The BPI Challenge 2018 was the first edition of the challenge where the data owner reached out to me with the question to participate which did speed up the approval process considerably. Unfortunately, around the same time, the European Union implemented the General Data Protection Regulation. This piece of legislation made companies much more worried about sharing data. Even though the BPI Challenges have always been properly anonymized and no data can be traced back to individuals, companies became reluctant in sharing data.

In 2019 and 2020, the process of obtaining a dataset and the necessary permission to publish it was harder than ever. Several companies who were interested in the idea did not follow through in the end, usually because higher management was worried about the risks. In both cases, I had to follow through with several leads before obtaining the right data and the right permissions. I apologize to those of you who rely on these datasets for their education in the second semester. If any of you has a company contact and think they may be interested in sharing data for the BPI Challenge 2021 or beyond, please do not hesitate to contact me. I’m always looking for data! Contributing data to the BPI Challenge means that the company gets access to the best expertise in process mining.

This year’s dataset is provided to you by our own university: https://icpmconference.org/2020/bpi-challenge/. It contains event data related to the handling of travel permits and declarations and the organizational entities involved want to know if there is anything they can do to improve the process.

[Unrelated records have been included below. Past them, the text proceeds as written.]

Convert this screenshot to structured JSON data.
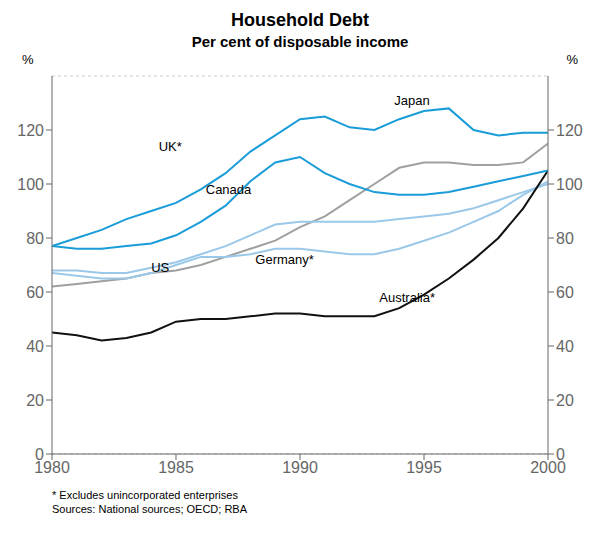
{
  "chart_data": {
    "type": "line",
    "title": "Household Debt",
    "subtitle": "Per cent of disposable income",
    "y_label": "%",
    "y2_label": "%",
    "footnote": "* Excludes unincorporated enterprises\nSources: National sources; OECD; RBA",
    "x": [
      1980,
      1981,
      1982,
      1983,
      1984,
      1985,
      1986,
      1987,
      1988,
      1989,
      1990,
      1991,
      1992,
      1993,
      1994,
      1995,
      1996,
      1997,
      1998,
      1999,
      2000
    ],
    "xlim": [
      1980,
      2000
    ],
    "xticks": [
      1980,
      1985,
      1990,
      1995,
      2000
    ],
    "ylim": [
      0,
      140
    ],
    "yticks": [
      0,
      20,
      40,
      60,
      80,
      100,
      120
    ],
    "y2lim": [
      0,
      140
    ],
    "y2ticks": [
      0,
      20,
      40,
      60,
      80,
      100,
      120
    ],
    "grid": true,
    "series": [
      {
        "name": "Germany*",
        "color": "#a0a0a0",
        "values": [
          62,
          63,
          64,
          65,
          67,
          68,
          70,
          73,
          76,
          79,
          84,
          88,
          94,
          100,
          106,
          108,
          108,
          107,
          107,
          108,
          115
        ]
      },
      {
        "name": "Canada",
        "color": "#9bc8e8",
        "values": [
          68,
          68,
          67,
          67,
          69,
          71,
          74,
          77,
          81,
          85,
          86,
          86,
          86,
          86,
          87,
          88,
          89,
          91,
          94,
          97,
          100
        ]
      },
      {
        "name": "US",
        "color": "#9bc8e8",
        "values": [
          67,
          66,
          65,
          65,
          67,
          70,
          73,
          73,
          74,
          76,
          76,
          75,
          74,
          74,
          76,
          79,
          82,
          86,
          90,
          96,
          101
        ]
      },
      {
        "name": "Australia*",
        "color": "#111111",
        "values": [
          45,
          44,
          42,
          43,
          45,
          49,
          50,
          50,
          51,
          52,
          52,
          51,
          51,
          51,
          54,
          59,
          65,
          72,
          80,
          91,
          105
        ]
      },
      {
        "name": "UK*",
        "color": "#1a9cd8",
        "values": [
          77,
          76,
          76,
          77,
          78,
          81,
          86,
          92,
          101,
          108,
          110,
          104,
          100,
          97,
          96,
          96,
          97,
          99,
          101,
          103,
          105
        ]
      },
      {
        "name": "Japan",
        "color": "#1a9cd8",
        "values": [
          77,
          80,
          83,
          87,
          90,
          93,
          98,
          104,
          112,
          118,
          124,
          125,
          121,
          120,
          124,
          127,
          128,
          120,
          118,
          119,
          119
        ]
      }
    ],
    "annotations": [
      {
        "text": "Japan",
        "x": 1993.8,
        "y": 131
      },
      {
        "text": "UK*",
        "x": 1984.3,
        "y": 114
      },
      {
        "text": "Canada",
        "x": 1986.2,
        "y": 98
      },
      {
        "text": "US",
        "x": 1984.0,
        "y": 69
      },
      {
        "text": "Germany*",
        "x": 1988.2,
        "y": 72
      },
      {
        "text": "Australia*",
        "x": 1993.2,
        "y": 58
      }
    ]
  }
}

Although I’m quite sure that you will find it efficient already when compared with your local processes, I’m looking forward to seeing your recommendations. I expect that I will be able to get an updated dataset from my university for 2022 containing the data of travel permits and declarations in the entire period 2017 to 2021. Especially for those of you working on concept drifts, this would be an extremely interesting dataset with a sudden drift early 2020 due to COVID-19 and a gradual drift in 2021 when the world goes back to normal.